Coverage-Adaptive Random Sensor Selection with Latency Control for Application-Specific Data Gathering in Wireless Sensor Networks

Abstract

Due to the application-specific nature of wireless sensor networks, the overall performance can be sensitive to sensor coverage and data reporting latency, thus requiring intelligent algorithm and protocol design paradigms. In this paper, we propose a family of three novel coverage-adaptive random sensor selection (CANSEE) schemes for controlling data-gathering latency in wireless sensor networks, with a goal to increase energy conservation rate and hence network lifetime. The underlying concept is to select in each round k sensors (i.e., data reporters) which can cover the desired sensing coverage (DSC) specified by the users/applications. The selection of such k sensors is based on a geometric probability theory and a randomization technique with constant computational complexity but without requiring exchange of control (location) information with local neighbors.

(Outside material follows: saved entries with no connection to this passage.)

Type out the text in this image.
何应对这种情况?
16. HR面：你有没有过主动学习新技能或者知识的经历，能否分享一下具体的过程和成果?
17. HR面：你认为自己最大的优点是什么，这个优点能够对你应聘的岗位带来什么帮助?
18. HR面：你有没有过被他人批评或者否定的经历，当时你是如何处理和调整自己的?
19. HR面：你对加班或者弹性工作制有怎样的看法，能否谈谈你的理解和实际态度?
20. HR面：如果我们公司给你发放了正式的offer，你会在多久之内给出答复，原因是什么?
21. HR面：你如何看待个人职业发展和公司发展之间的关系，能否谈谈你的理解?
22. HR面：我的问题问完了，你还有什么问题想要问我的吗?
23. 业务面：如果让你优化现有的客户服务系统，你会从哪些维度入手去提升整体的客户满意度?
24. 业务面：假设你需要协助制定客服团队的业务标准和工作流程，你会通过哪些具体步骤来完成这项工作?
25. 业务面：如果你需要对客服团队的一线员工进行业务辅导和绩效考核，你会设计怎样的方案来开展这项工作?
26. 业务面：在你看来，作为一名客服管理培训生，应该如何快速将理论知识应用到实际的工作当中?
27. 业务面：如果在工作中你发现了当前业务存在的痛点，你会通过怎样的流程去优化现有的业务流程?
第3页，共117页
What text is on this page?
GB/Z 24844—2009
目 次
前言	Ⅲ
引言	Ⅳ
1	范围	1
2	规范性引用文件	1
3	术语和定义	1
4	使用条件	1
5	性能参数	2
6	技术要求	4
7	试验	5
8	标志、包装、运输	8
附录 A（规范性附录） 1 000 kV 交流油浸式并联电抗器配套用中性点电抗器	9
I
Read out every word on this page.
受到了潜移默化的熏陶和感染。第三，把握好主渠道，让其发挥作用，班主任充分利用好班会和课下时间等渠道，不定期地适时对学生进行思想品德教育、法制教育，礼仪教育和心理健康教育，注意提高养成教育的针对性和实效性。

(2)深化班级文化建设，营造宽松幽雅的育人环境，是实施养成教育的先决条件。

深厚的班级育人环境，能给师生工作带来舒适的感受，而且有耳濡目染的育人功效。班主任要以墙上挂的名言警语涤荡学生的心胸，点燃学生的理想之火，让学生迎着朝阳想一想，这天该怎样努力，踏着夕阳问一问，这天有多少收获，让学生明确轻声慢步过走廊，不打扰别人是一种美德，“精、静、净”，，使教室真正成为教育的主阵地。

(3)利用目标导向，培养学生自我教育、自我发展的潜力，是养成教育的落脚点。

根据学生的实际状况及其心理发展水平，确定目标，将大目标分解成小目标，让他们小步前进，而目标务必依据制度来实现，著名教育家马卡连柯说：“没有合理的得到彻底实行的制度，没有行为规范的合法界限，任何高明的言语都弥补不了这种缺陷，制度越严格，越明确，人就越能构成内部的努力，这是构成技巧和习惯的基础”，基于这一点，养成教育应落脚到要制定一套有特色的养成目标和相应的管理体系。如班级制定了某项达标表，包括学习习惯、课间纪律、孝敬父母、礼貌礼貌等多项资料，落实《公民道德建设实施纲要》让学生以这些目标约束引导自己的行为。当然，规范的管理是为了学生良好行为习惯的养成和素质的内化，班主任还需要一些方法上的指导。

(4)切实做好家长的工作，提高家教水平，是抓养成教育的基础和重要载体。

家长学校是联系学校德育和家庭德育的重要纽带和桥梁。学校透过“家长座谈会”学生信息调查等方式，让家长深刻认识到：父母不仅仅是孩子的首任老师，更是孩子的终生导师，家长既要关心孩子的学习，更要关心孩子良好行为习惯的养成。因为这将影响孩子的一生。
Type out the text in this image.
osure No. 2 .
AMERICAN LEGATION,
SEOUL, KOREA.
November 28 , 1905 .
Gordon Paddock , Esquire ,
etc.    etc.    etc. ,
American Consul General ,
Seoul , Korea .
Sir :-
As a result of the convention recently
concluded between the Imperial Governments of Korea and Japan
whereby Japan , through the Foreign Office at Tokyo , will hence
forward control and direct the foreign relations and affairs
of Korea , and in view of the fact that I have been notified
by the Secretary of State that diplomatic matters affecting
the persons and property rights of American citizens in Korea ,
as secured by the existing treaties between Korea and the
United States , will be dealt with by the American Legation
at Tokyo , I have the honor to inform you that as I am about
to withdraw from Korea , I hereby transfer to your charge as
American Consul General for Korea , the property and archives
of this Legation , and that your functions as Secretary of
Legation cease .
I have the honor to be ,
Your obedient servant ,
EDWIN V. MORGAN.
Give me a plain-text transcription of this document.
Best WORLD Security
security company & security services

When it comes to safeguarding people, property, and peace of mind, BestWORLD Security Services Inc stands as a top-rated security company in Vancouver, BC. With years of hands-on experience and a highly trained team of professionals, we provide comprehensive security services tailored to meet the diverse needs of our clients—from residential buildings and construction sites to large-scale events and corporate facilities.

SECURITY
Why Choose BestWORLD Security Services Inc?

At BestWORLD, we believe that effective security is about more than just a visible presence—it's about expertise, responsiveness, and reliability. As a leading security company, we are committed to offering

Only the selected k sensors transmit data to the gathering point while others cache their sensed data and wait for the next reporting round. This incurs some delay but saves energy. Each sensor has an equal opportunity to report data periodically so the entire monitored area is covered within a fixed delay. Simulation results show that the proposed three CANSEE schemes lead to a significant conservation of energy with a small tradeoff in data reporting latency while meeting the coverage requirement specified by the users/applications.